Constantine came forward, and Rafael met him head-on, bludgeon raised. Wood cracked against wood in a series of rapid strikes that drove Constantine back two steps.
Caesar dove at Rafael's exposed back.
I was already moving. I swung my bludgeon in a wide arc and connected with Caesar's wing. Feathers exploded, and the bird shrieked, tumbling sideways in the air.
The chain between Caesar and Constantine jerked Constantine's ankle, and he stumbled mid-swing.
Rafael's bludgeon cracked across Constantine's jaw.
Blood sprayed. Constantine reeled backward, his hand coming up to his split lip.
That pleasant mask never slipped.
"Clever." Constantine wiped the blood from his lip and examined it. "Tell me, Lorenzo, does Rafael know what you are? Really know?"
I didn't answer. Rafael and I circled right, keeping distance.
"About the cage?" Constantine's tone stayed pleasant. Conversational. "About watching your mother split open on the floor of that favela shack? Did you tell him you don't remember? Oh, but you do, don't you? You remember everything."
My jaw clenched so hard my teeth ached.
"Shut up," Rafael said.
"You couldn't save her." That smile widened. "Couldn't save yourself. In fact, you were completely useless until Dionysus found you, weren't you? Completely feral. You've never been human. The best you could ever hope for was to become a decent weapon."
Caesar dove. I swung and missed. The bird's talons raked across my shoulder, tearing the wound deeper. Blood ran hot down my arm.
Constantine pressed forward. "And you, Rafael. So desperate to believe your suffering meant something. That God had a plan. Thatyour mother's cancer and Gabriel's drowning were part of some divine design."
Rafael blocked Constantine's strike, but the force drove him back a step.
"It's easier, isn't it?" Constantine circled left, and Caesar adjusted his position overhead. "Easier to believe pain has a purpose than to accept that bad things happen to good people for absolutely no reason at all. Easier to be a good dog who sits and stays and kills on command."
"I'm not—" Rafael started.
"You are." Constantine's bludgeon came down hard. Rafael barely got his own up in time. Wood cracked. "You spent your entire life begging for meaning. For someone to tell you what to do. Azevedo. The Church. Even Lorenzo, in his way. You've never made a single choice that wasn't someone else's command dressed up as faith."
Rafael's face went white.
Constantine turned his attention back to me. "Did they make your mother scream? I imagine they did. All that suffering over fifteen hundred reais. About what, three hundred American dollars?" He tilted his head. "Your entire childhood destroyed over the cost of a nice dinner."
My vision tunneled. Red crept in at the edges.
"There it is." His expression brightened. "That rage. That beautiful animal rage. You want to kill me so badly you can taste it. But you won't. You know why?"
Caesar dove at Rafael's blind side. Rafael swung and his bludgeon clipped Caesar's left wing. The bird shrieked and pulled up awkwardly, favoring the injured wing.

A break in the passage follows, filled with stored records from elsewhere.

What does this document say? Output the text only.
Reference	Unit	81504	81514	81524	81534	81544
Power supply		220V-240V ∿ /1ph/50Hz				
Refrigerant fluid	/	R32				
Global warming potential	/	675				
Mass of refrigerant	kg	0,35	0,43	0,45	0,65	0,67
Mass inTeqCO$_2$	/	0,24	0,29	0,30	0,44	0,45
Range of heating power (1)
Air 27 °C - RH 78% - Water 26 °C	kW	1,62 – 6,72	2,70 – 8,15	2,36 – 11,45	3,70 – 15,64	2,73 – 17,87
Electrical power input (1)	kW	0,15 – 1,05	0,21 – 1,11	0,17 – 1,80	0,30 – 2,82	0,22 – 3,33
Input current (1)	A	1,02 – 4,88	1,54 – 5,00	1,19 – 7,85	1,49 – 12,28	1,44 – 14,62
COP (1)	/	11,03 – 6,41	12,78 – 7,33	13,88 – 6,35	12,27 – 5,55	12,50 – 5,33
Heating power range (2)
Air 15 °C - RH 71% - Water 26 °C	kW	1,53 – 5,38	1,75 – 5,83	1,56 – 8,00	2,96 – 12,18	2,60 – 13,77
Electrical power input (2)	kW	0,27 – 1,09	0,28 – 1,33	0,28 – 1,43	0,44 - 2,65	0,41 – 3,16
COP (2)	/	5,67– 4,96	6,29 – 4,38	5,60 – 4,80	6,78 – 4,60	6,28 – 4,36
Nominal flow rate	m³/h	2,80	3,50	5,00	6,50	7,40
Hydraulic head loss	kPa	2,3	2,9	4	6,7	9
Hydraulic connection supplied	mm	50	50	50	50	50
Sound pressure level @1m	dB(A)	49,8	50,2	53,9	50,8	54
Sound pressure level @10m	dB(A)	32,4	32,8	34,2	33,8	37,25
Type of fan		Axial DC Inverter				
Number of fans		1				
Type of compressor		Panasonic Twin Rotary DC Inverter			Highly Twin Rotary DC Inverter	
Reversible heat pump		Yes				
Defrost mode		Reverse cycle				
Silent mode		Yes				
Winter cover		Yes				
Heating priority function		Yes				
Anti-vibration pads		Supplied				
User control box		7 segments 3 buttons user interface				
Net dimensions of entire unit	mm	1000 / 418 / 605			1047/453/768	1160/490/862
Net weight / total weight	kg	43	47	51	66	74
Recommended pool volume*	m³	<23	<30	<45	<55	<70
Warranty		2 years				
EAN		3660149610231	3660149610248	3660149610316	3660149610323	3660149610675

"Because you're a weapon," Constantine continued. "And weapons don't get to choose their targets."
"You're wrong." The words came out of me rough and raw.
"Am I?" Constantine lunged forward, bludgeon aimed at my ribs. I blocked, but the impact drove me back into Rafael. We stumbled, the chain tangling.
Caesar dove again, this time at me. I ducked, and the bird's talons grazed my already torn shoulder. Fresh blood ran hot down my arm.
"We can't outlast them," Rafael gasped. His ribs were clearly hurting him.
Constantine circled us, that pleasant smile never faltering. Caesar wheeled overhead, preparing for another dive.